Les instruments financiers, les différents fonds, la BEI, etc., devinrent des moyens pour faire fonctionner le marché commun, puis unique, puis intérieur en gérant les tensions entre opinions nationales et mécanismes européens. Porter tout un chacun les fardeaux inévitables en commun, voilà le fin mot de la philosophie politique de Sicco Mansholt, lorsqu’il exposa en 1958 à Stresa les bases de la PAC. Pour Leboutte, l’histoire "mouvementée" de ces fonds et de la BEI sont encore à écrire, ce que l’ouverture des archives de la BEI et du Parlement européen à Luxembourg, deux filons majeurs de l’histoire européenne, va faciliter.

Dans son introduction, Leboutte a donné des exemples peu connus mais très parlants de parlementaires, de commissaires et de ministres européens qui prônaient dès les années 60 la coordination monétaire contre l’instabilité et les dévaluations ou réévaluations monétaires unilatérales de l’époque et qui concluaient de l’interdépendance à l’abandon du réflexe national et à l’action commune. S’il n’y eut pas d’union politique, il y eut des systèmes monétaires intergouvernementaux qui surent assurer certaines périodes de stabilité.

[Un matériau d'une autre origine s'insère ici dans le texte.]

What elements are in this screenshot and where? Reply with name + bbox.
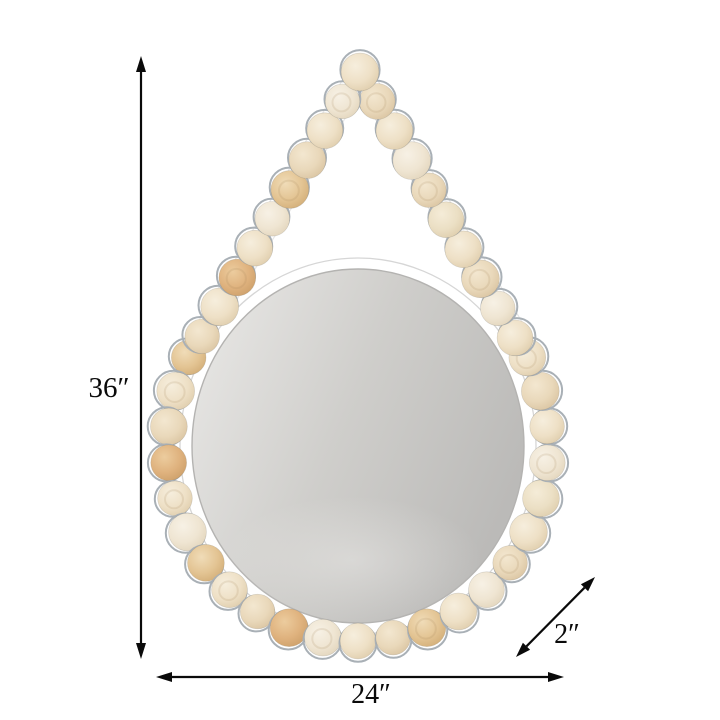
wood-bead <box>240 593 276 630</box>
bead-grain <box>365 92 387 113</box>
wood-bead <box>392 141 431 180</box>
arrow-upright-icon <box>580 577 595 592</box>
bead-grain <box>225 267 247 290</box>
wood-bead <box>306 112 344 149</box>
wood-bead <box>529 444 566 481</box>
wood-bead <box>184 318 220 354</box>
arrow-downleft-icon <box>516 642 531 657</box>
arrow-left-icon <box>156 672 172 682</box>
wood-bead <box>324 83 361 120</box>
height-dimension-label: 36″ <box>88 372 129 404</box>
wood-bead <box>150 444 187 481</box>
height-dimension-arrow <box>136 56 146 659</box>
depth-dimension-arrow <box>516 577 595 657</box>
wood-bead <box>270 170 310 209</box>
wood-bead <box>509 512 548 552</box>
wood-bead <box>150 407 188 446</box>
wood-bead <box>236 230 274 267</box>
wood-bead <box>521 371 560 411</box>
arrow-right-icon <box>548 672 564 682</box>
bead-grain <box>331 92 352 113</box>
bead-frame <box>146 49 570 663</box>
bead-grain <box>278 179 300 202</box>
wood-bead <box>157 480 193 516</box>
wood-bead <box>218 258 257 297</box>
wood-bead <box>340 52 380 92</box>
bead-grain <box>499 553 520 574</box>
wood-bead <box>444 230 482 269</box>
width-dimension-label: 24″ <box>351 679 391 710</box>
wood-bead <box>339 622 377 660</box>
mirror-glass-sheen <box>222 496 482 624</box>
wood-bead <box>461 259 500 298</box>
wood-bead <box>522 479 560 517</box>
wood-bead <box>254 201 290 237</box>
bead-grain <box>468 268 491 291</box>
arrow-down-icon <box>136 643 146 659</box>
wood-bead <box>427 201 465 238</box>
bead-grain <box>163 381 186 404</box>
bead-grain <box>417 181 438 202</box>
wood-bead <box>468 571 505 608</box>
bead-grain <box>164 489 184 510</box>
wood-bead <box>168 512 207 552</box>
wood-bead <box>200 287 239 327</box>
bead-grain <box>415 617 437 640</box>
wood-bead <box>375 619 411 656</box>
wood-bead <box>411 172 447 208</box>
wood-bead <box>480 290 516 327</box>
wood-bead <box>211 571 248 608</box>
wood-bead <box>496 319 534 357</box>
bead-grain <box>311 628 333 650</box>
wood-bead <box>529 408 565 445</box>
wood-bead <box>304 618 342 657</box>
bead-grain <box>536 453 557 475</box>
depth-dimension-label: 2″ <box>554 619 580 650</box>
width-dimension-arrow <box>156 672 564 682</box>
bead-grain <box>218 580 239 602</box>
wood-bead <box>439 592 478 631</box>
wood-bead <box>187 544 225 582</box>
wood-bead <box>288 141 327 179</box>
wood-bead <box>375 112 414 150</box>
arrow-up-icon <box>136 56 146 72</box>
wood-bead <box>492 545 528 581</box>
wood-bead <box>269 608 309 647</box>
wood-bead <box>156 371 195 411</box>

Aujourd’hui, et depuis l’introduction de l’Union économique et monétaire en janvier 1999, le système est basé sur une seule autorité monétaire, la Banque centrale européenne, mais l’économie continue de relever des Etats membres. Le droit régalien de la monnaie échappe aux Etats membres, alors que les politiques économiques restent largement nationales. "Pourtant, il y a des liens", dit Leboutte au vu des tensions entre gouvernance économique et monétaire avec un marché unique à géométrie variable composé de pays qui sont membres de la zone euro et d’autres qui ont encore leur propre monnaie et où les tensions entre Union européenne et dimension nationale sont plus nettement perceptibles. Comme il y a des tensions entre les pays de l’euro et les autres et entre les pays de l’euro lorsqu’il est question de politiques budgétaires. 

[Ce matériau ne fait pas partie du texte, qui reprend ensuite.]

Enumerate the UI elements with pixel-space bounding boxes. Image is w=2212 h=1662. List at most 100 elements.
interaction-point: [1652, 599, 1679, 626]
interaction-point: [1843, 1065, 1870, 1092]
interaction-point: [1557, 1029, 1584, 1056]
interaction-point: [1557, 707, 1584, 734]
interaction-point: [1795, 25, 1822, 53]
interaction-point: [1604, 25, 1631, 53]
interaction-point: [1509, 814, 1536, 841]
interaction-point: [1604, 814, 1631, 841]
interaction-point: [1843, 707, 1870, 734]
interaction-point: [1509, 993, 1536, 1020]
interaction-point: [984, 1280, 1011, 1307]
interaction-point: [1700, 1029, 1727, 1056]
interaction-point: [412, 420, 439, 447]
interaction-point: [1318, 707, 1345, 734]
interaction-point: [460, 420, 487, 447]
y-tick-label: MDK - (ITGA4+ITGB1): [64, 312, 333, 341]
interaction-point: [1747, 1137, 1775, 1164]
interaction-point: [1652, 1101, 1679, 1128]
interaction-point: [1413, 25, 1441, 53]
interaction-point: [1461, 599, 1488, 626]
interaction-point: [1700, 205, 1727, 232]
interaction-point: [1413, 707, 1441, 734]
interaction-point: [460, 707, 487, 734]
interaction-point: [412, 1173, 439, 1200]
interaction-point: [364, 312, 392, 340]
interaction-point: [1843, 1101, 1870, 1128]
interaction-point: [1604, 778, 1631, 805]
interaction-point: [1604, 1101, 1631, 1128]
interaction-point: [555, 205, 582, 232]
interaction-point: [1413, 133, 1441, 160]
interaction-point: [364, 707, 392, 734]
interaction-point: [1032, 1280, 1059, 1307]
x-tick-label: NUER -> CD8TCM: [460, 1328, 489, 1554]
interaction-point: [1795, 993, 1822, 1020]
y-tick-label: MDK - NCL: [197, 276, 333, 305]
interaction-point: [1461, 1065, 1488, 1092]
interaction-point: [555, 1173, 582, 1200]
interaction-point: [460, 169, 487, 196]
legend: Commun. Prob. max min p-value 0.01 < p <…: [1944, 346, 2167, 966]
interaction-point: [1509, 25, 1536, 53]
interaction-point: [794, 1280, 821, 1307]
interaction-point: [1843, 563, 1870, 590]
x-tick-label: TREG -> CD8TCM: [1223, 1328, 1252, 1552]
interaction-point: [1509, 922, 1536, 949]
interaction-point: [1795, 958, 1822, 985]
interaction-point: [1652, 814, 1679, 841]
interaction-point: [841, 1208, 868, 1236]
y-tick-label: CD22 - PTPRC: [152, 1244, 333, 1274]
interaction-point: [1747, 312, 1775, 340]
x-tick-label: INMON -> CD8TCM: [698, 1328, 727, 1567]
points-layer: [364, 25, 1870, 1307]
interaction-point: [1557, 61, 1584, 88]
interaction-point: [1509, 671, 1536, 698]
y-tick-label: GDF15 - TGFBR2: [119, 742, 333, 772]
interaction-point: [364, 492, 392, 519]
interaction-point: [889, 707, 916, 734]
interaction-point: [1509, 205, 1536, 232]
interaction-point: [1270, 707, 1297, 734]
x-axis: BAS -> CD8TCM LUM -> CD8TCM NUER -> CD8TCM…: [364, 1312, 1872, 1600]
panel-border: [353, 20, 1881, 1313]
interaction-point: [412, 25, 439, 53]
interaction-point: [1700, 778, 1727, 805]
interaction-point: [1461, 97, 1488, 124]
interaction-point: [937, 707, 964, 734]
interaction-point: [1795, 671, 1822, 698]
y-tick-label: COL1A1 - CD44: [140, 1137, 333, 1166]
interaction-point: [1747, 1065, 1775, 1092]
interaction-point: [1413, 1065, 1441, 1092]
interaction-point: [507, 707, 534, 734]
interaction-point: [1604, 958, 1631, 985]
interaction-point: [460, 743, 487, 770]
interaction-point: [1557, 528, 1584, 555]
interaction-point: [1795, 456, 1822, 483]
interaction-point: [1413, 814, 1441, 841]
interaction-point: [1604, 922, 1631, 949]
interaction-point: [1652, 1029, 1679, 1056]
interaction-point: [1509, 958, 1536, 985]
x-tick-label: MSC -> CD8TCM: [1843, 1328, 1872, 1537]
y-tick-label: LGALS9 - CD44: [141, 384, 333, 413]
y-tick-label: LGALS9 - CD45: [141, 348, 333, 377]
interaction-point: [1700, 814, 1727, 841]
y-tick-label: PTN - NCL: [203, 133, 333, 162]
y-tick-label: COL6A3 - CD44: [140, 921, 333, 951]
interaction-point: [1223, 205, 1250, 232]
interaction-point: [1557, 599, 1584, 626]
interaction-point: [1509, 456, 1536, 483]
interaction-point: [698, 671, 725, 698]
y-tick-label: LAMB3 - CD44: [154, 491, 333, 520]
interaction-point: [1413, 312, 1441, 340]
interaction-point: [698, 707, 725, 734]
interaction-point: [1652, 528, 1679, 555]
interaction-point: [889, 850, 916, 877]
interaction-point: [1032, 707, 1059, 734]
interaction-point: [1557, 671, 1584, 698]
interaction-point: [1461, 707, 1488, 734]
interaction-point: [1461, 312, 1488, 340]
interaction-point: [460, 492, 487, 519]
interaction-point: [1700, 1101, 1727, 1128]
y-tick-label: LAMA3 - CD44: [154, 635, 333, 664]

La réponse à cette situation complexe passe par les grandes orientations économiques et différentes politiques qui se complètent, c’est-à-dire le pacte de stabilité et de croissance, la stratégie de Luxembourg pour l’emploi et la stratégie de Lisbonne. D’autre part, l’euro est très vite devenu une des monnaies fiduciaires internationales les plus prisées, et l’Union européenne est devenue de ce fait le lieu d’une gouvernance avec des responsabilités nationales, européennes et mondiales.                          

Jørgen Mortensen : Les problèmes de la gouvernance européenne, du plan Werner au pacte de stabilité et de croissance  

Jørgen Mortensen, Associate Senior Research  Fellow au Center for European Policy Studies,  Manager de ENEPRI (European Network of Economic Policy Research Institutes), évoqua les problèmes de gouvernance qui se sont posés de 1970 - date du plan Werner qui plaidait déjà pour une union économique et monétaire - aux années du début du XXIe siècle, dans le cadre de l’application du pacte de stabilité et de croissance (PSC).

Dès les années 1970, et surtout sur le fonds de la crise pétrolière de 1973, les décideurs européens établirent une relation entre la stabilité économique et la politique budgétaire. Mais l’action concertée entreprise à l’époque fut marquée par l’échec. Dès qu’un  pays menait une politique budgétaire très active, tout le monde était débordé. Beaucoup dépendait il y a trente ans comme aujourd’hui de l’efficacité de la politique fiscale, sans laquelle la politique monétaire, dont le contrôle de l’inflation, était vite acculée à ses limites. Des doutes surgirent également qu’une politique budgétaire seule pouvait assurer croissance et emplois. L’on se mit à élaborer des politiques structurelles soumises à la conditionnalité d’une allocation plus efficace de ressources disponibles.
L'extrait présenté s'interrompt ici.